With time running out for a new U.S. farm law, agriculture leaders in the House of Representatives insisted on July 5 on keeping traditional farm subsidies that the Senate wants to kill and called for big cuts in food stamps for the poor.
The bill could face an uphill battle in the House because of its busy agenda and the pressure to find even bigger cuts. As well, steep cuts in food stamps would face stiff opposition when it comes time to reconcile the bill with the Senate's version.
The House Agriculture Committee was scheduled to vote on the package next Wednesday.
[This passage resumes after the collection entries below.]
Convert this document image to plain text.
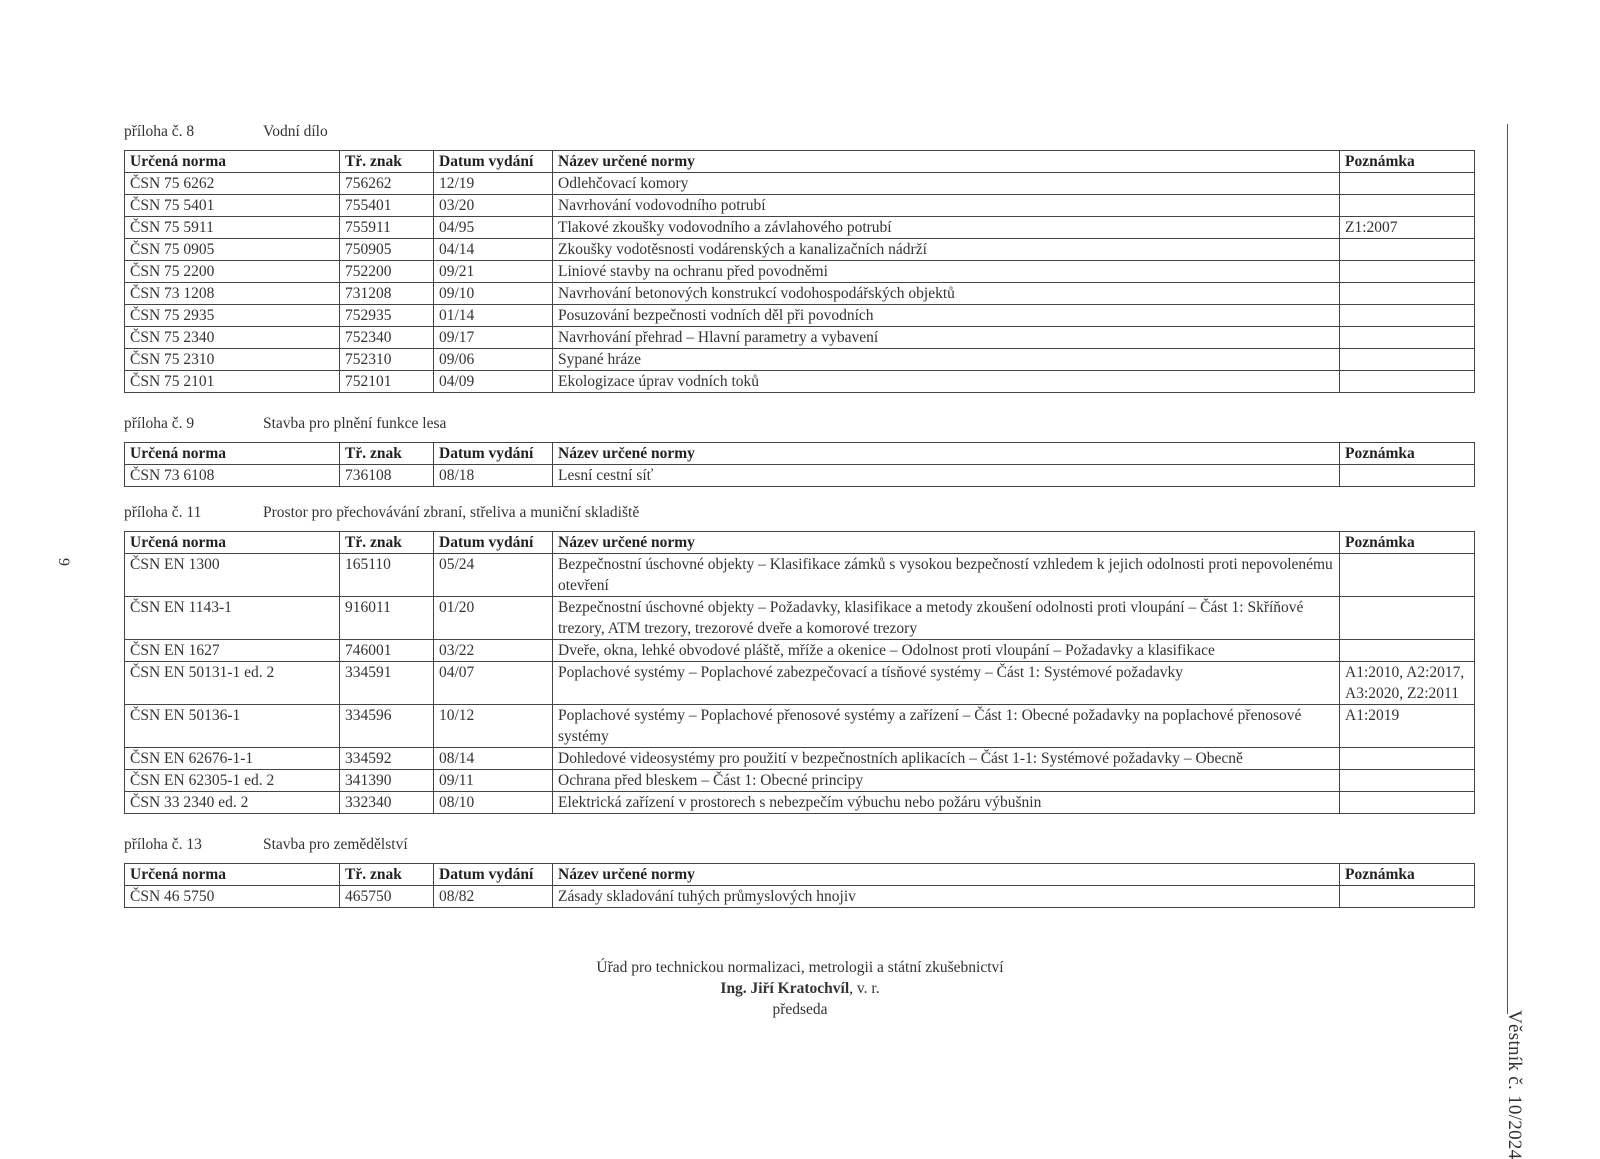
příloha č. 8	Vodní dílo
Určená norma	Tř. znak	Datum vydání	Název určené normy	Poznámka
ČSN 75 6262	756262	12/19	Odlehčovací komory	
ČSN 75 5401	755401	03/20	Navrhování vodovodního potrubí	
ČSN 75 5911	755911	04/95	Tlakové zkoušky vodovodního a závlahového potrubí	Z1:2007
ČSN 75 0905	750905	04/14	Zkoušky vodotěsnosti vodárenských a kanalizačních nádrží	
ČSN 75 2200	752200	09/21	Liniové stavby na ochranu před povodněmi	
ČSN 73 1208	731208	09/10	Navrhování betonových konstrukcí vodohospodářských objektů	
ČSN 75 2935	752935	01/14	Posuzování bezpečnosti vodních děl při povodních	
ČSN 75 2340	752340	09/17	Navrhování přehrad – Hlavní parametry a vybavení	
ČSN 75 2310	752310	09/06	Sypané hráze	
ČSN 75 2101	752101	04/09	Ekologizace úprav vodních toků	
příloha č. 9	Stavba pro plnění funkce lesa
Určená norma	Tř. znak	Datum vydání	Název určené normy	Poznámka
ČSN 73 6108	736108	08/18	Lesní cestní síť	
příloha č. 11	Prostor pro přechovávání zbraní, střeliva a muniční skladiště
Určená norma	Tř. znak	Datum vydání	Název určené normy	Poznámka
ČSN EN 1300	165110	05/24	Bezpečnostní úschovné objekty – Klasifikace zámků s vysokou bezpečností vzhledem k jejich odolnosti proti nepovolenému otevření	
ČSN EN 1143-1	916011	01/20	Bezpečnostní úschovné objekty – Požadavky, klasifikace a metody zkoušení odolnosti proti vloupání – Část 1: Skříňové trezory, ATM trezory, trezorové dveře a komorové trezory	
ČSN EN 1627	746001	03/22	Dveře, okna, lehké obvodové pláště, mříže a okenice – Odolnost proti vloupání – Požadavky a klasifikace	
ČSN EN 50131-1 ed. 2	334591	04/07	Poplachové systémy – Poplachové zabezpečovací a tísňové systémy – Část 1: Systémové požadavky	A1:2010, A2:2017, A3:2020, Z2:2011
ČSN EN 50136-1	334596	10/12	Poplachové systémy – Poplachové přenosové systémy a zařízení – Část 1: Obecné požadavky na poplachové přenosové systémy	A1:2019
ČSN EN 62676-1-1	334592	08/14	Dohledové videosystémy pro použití v bezpečnostních aplikacích – Část 1-1: Systémové požadavky – Obecně	
ČSN EN 62305-1 ed. 2	341390	09/11	Ochrana před bleskem – Část 1: Obecné principy	
ČSN 33 2340 ed. 2	332340	08/10	Elektrická zařízení v prostorech s nebezpečím výbuchu nebo požáru výbušnin	
příloha č. 13	Stavba pro zemědělství
Určená norma	Tř. znak	Datum vydání	Název určené normy	Poznámka
ČSN 46 5750	465750	08/82	Zásady skladování tuhých průmyslových hnojiv	
Úřad pro technickou normalizaci, metrologii a státní zkušebnictví
Ing. Jiří Kratochvíl, v. r.
předseda
Věstník č. 10/2024
9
After that, the House has 18 days available for floor debate before the 2008 law expires on Sept 30. Analysts see low odds for enactment of a new law on time.
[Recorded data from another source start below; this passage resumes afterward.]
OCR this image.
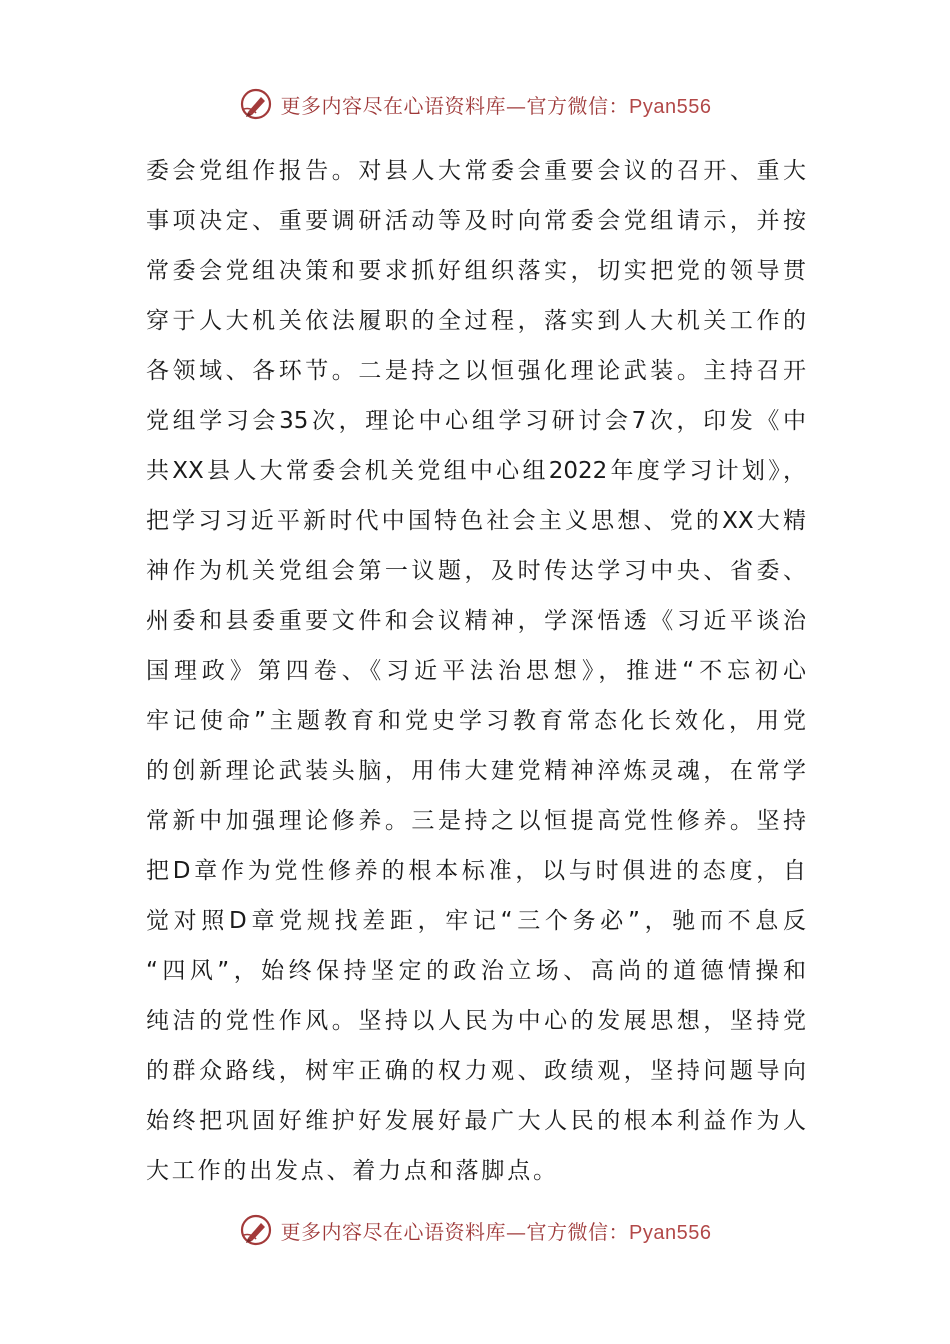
更多内容尽在心语资料库—官方微信：Pyan556
委会党组作报告。对县人大常委会重要会议的召开、重大
事项决定、重要调研活动等及时向常委会党组请示，并按
常委会党组决策和要求抓好组织落实，切实把党的领导贯
穿于人大机关依法履职的全过程，落实到人大机关工作的
各领域、各环节。二是持之以恒强化理论武装。主持召开
党组学习会35次，理论中心组学习研讨会7次，印发《中
共XX县人大常委会机关党组中心组2022年度学习计划》，
把学习习近平新时代中国特色社会主义思想、党的XX大精
神作为机关党组会第一议题，及时传达学习中央、省委、
州委和县委重要文件和会议精神，学深悟透《习近平谈治
国理政》第四卷、《习近平法治思想》，推进“不忘初心
牢记使命”主题教育和党史学习教育常态化长效化，用党
的创新理论武装头脑，用伟大建党精神淬炼灵魂，在常学
常新中加强理论修养。三是持之以恒提高党性修养。坚持
把D章作为党性修养的根本标准，以与时俱进的态度，自
觉对照D章党规找差距，牢记“三个务必”，驰而不息反
“四风”，始终保持坚定的政治立场、高尚的道德情操和
纯洁的党性作风。坚持以人民为中心的发展思想，坚持党
的群众路线，树牢正确的权力观、政绩观，坚持问题导向
始终把巩固好维护好发展好最广大人民的根本利益作为人
大工作的出发点、着力点和落脚点。
更多内容尽在心语资料库—官方微信：Pyan556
Congress could pass a farm bill in its lame-duck session after the November election or early next year, two points when deficit reduction will be a priority and steeper spending cuts would be possible.
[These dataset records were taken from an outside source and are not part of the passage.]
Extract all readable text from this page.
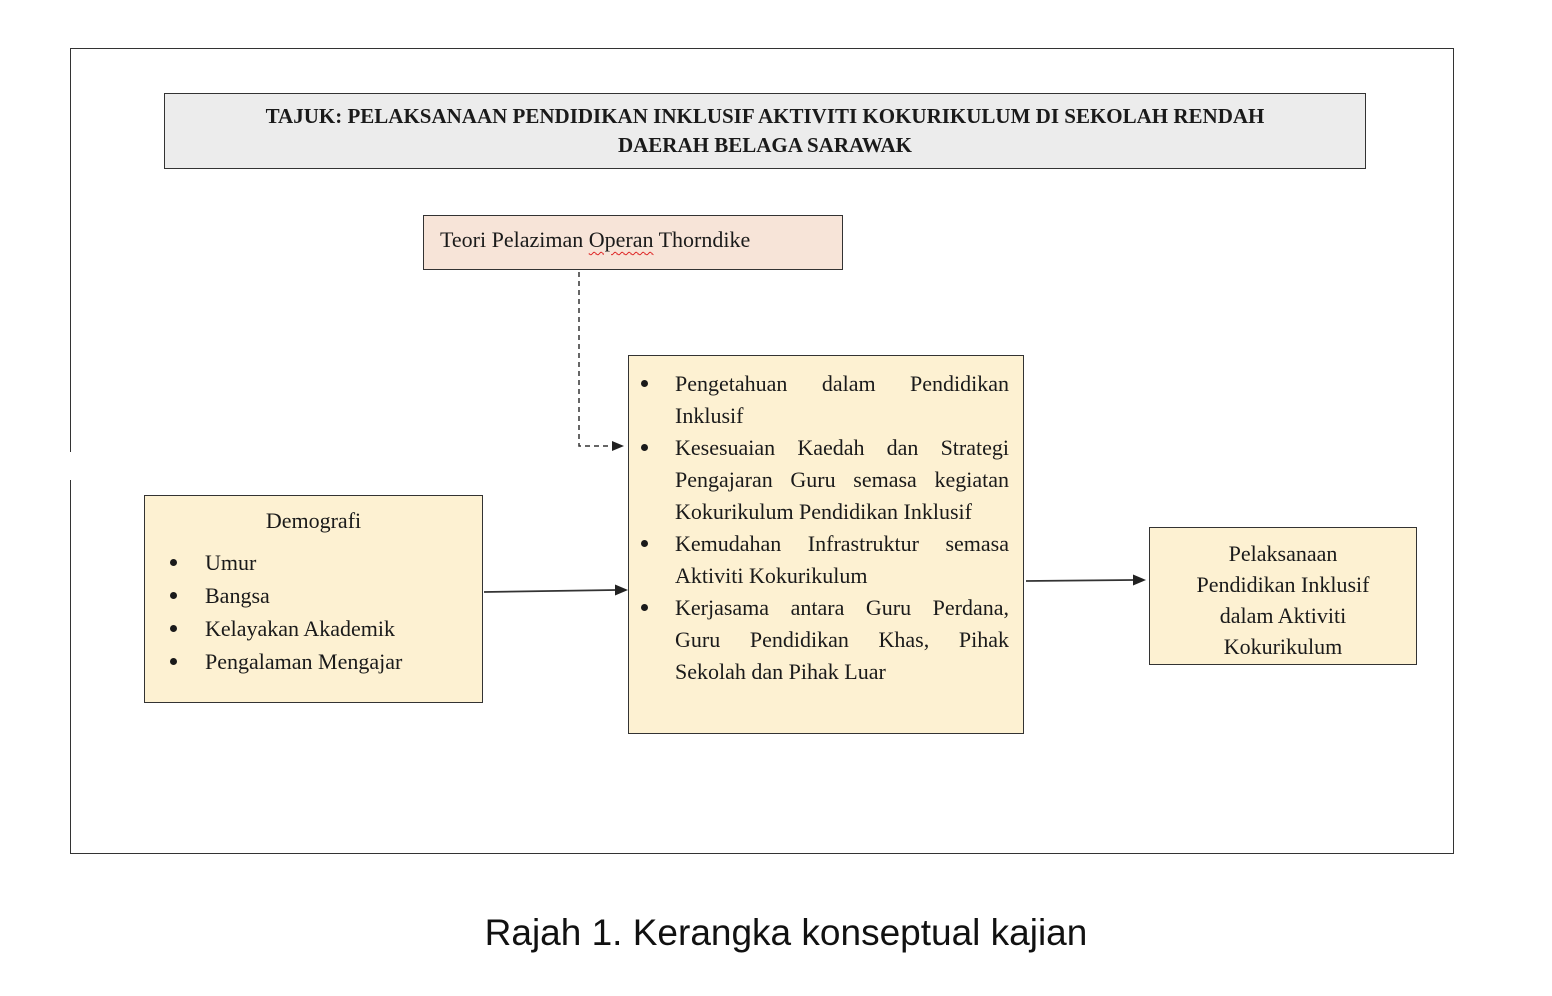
TAJUK: PELAKSANAAN PENDIDIKAN INKLUSIF AKTIVITI KOKURIKULUM DI SEKOLAH RENDAH
DAERAH BELAGA SARAWAK
Teori Pelaziman Operan Thorndike
Pengetahuan dalam Pendidikan Inklusif
Kesesuaian Kaedah dan Strategi Pengajaran Guru semasa kegiatan Kokurikulum Pendidikan Inklusif
Kemudahan Infrastruktur semasa Aktiviti Kokurikulum
Kerjasama antara Guru Perdana, Guru Pendidikan Khas, Pihak Sekolah dan Pihak Luar
Demografi
Umur
Bangsa
Kelayakan Akademik
Pengalaman Mengajar
Pelaksanaan
Pendidikan Inklusif
dalam Aktiviti
Kokurikulum
Rajah 1. Kerangka konseptual kajian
In their bill, House Agriculture Committee leaders would increase, by up to 40 percent, target prices that trigger payments to grain and oilseeds farmers. They would give growers the choice of two farm programs -- traditional supports or a revenue guarantee that is the heart of the Senate-passed farm bill.
"This bill is an investment in production agriculture and rural America," said committee chairman Frank Lucas, an Oklahoma Republican. The Democratic leader on the committee, Collin Peterson of Minnesota, sponsored the bill with Lucas.
Peterson said he would have preferred to avoid the food stamp cuts but "we need to keep this farm bill moving forward."
Higher target prices would resolve a complaint by rice and peanut growers in the U.S. South that the Senate's revenue program is unfairly skewed toward corn and soybean growers in the Midwest. Some analysts said support rates sought by rice and peanut growers were unduly high.
Overall, the bill would cut Agriculture Department spending by $35 billion over 10 years, or $12 billion more than the Senate. Almost all the additional cuts come from food stamps.
The Environmental Working Group slammed the House bill as expanding farm subsidies rather than reforming them.
The Senate farm bill would eliminate traditional subsidies such as target prices and instead compensate growers when revenue from a crop is 11-21 percent below average.
The House bill's revenue plan would pay growers when revenue is from 15-25 percent below average. In either bill, crop insurance would cover deeper losses.
A House committee aide said the Senate approach is too generous and in some cases could guarantee a profit to a grower.